As policymakers in Washington desperately search for ways to resuscitate America’s moribund economy a popular meme is taking hold that higher military spending can help boost the economy. Is that true? Theory aside, the historical evidence is not so clear.
Even House Republicans appear to be jumping on the spend defense money bandwagon, apparently eager to show they remain “strong” on defense. The GOP spokesman, Josh Holly, sent out a response to the initial Obama plan to cut 10 percent from the defense budget with this pop quiz:
Pop Quiz: A $55 billion cut in defense spending during a time of war and tough economic times will:
a) Improve America’s ailing economy,
b) Hurt America’s ailing economy even more,
c) Haven’t considered the economic implications or number of jobs that will be lost yet, or
d) Not sure.
While the answer would seem to be obvious from Holly’s very rigged choices, the answer is not so simple.
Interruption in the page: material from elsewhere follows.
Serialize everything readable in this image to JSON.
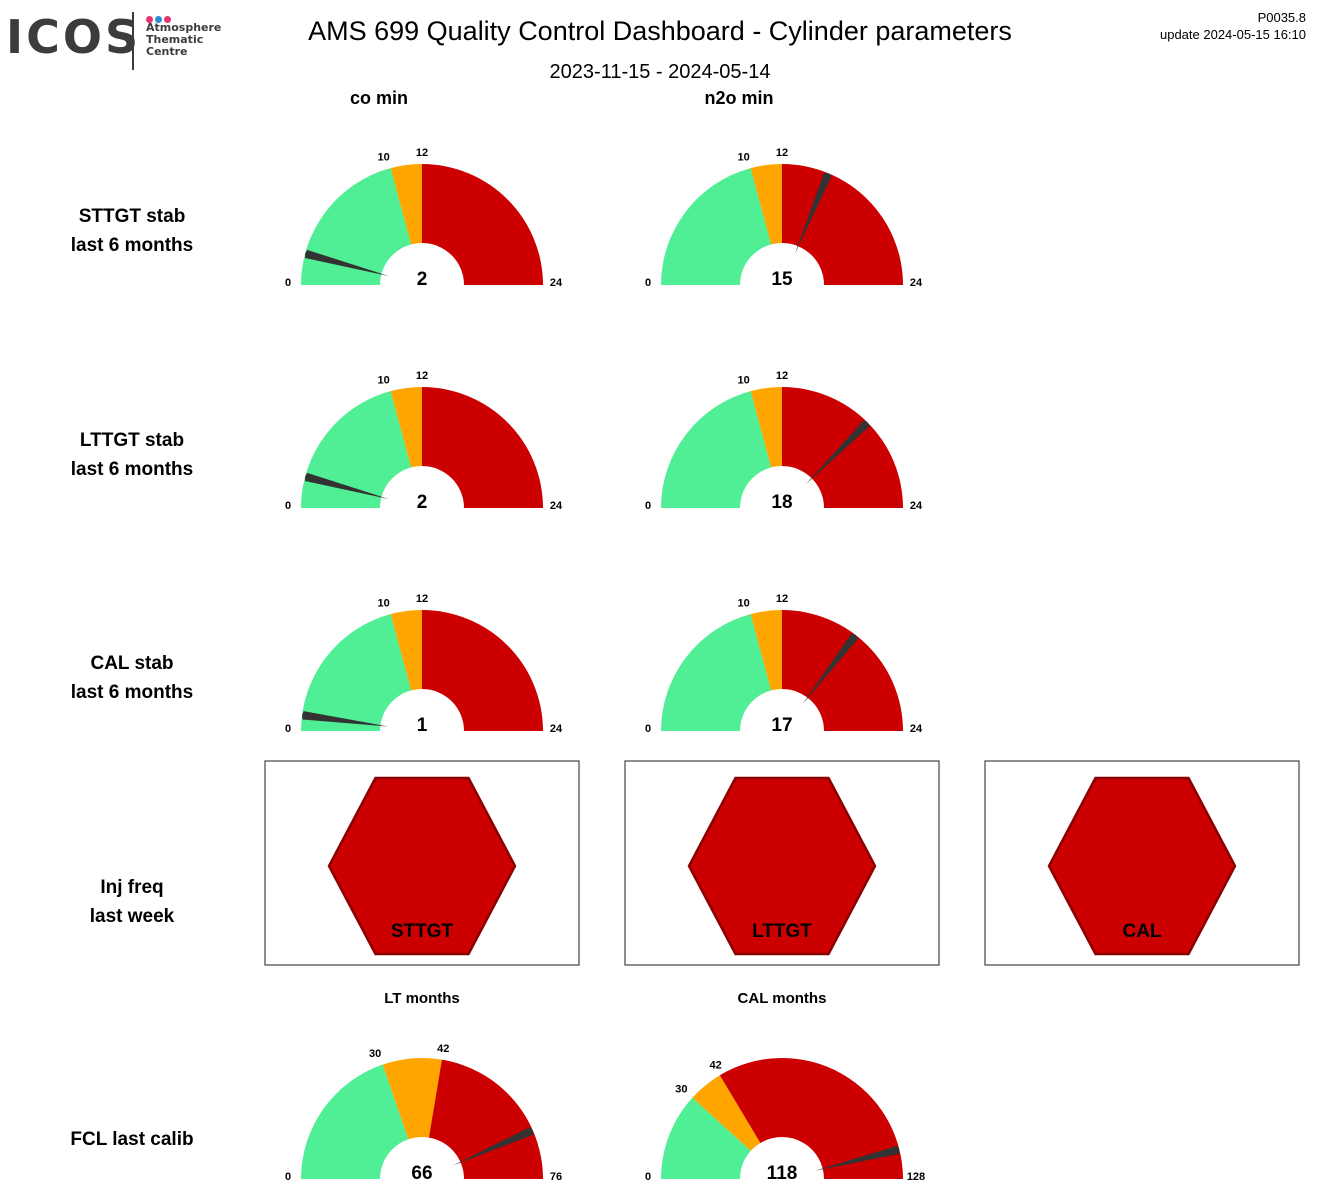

The general idea is that when the government increases military spending through borrowing or printing money, it boosts aggregate demand for goods and services. One of those pushing this line is Martin Feldstein, professor of economics at Harvard, and a former Reagan administration economic advisor, who says a chunk of military spending should go into the stimulus plan being debated by Congress. “If rapid spending on things that need to be done is a criterion of choice, the plan should include higher defense outlays, including replacing and repairing supplies and equipment, needed after five years of fighting. The military can increase its level of procurement very rapidly,” he wrote in a Jan. 29, Washington Post op-ed.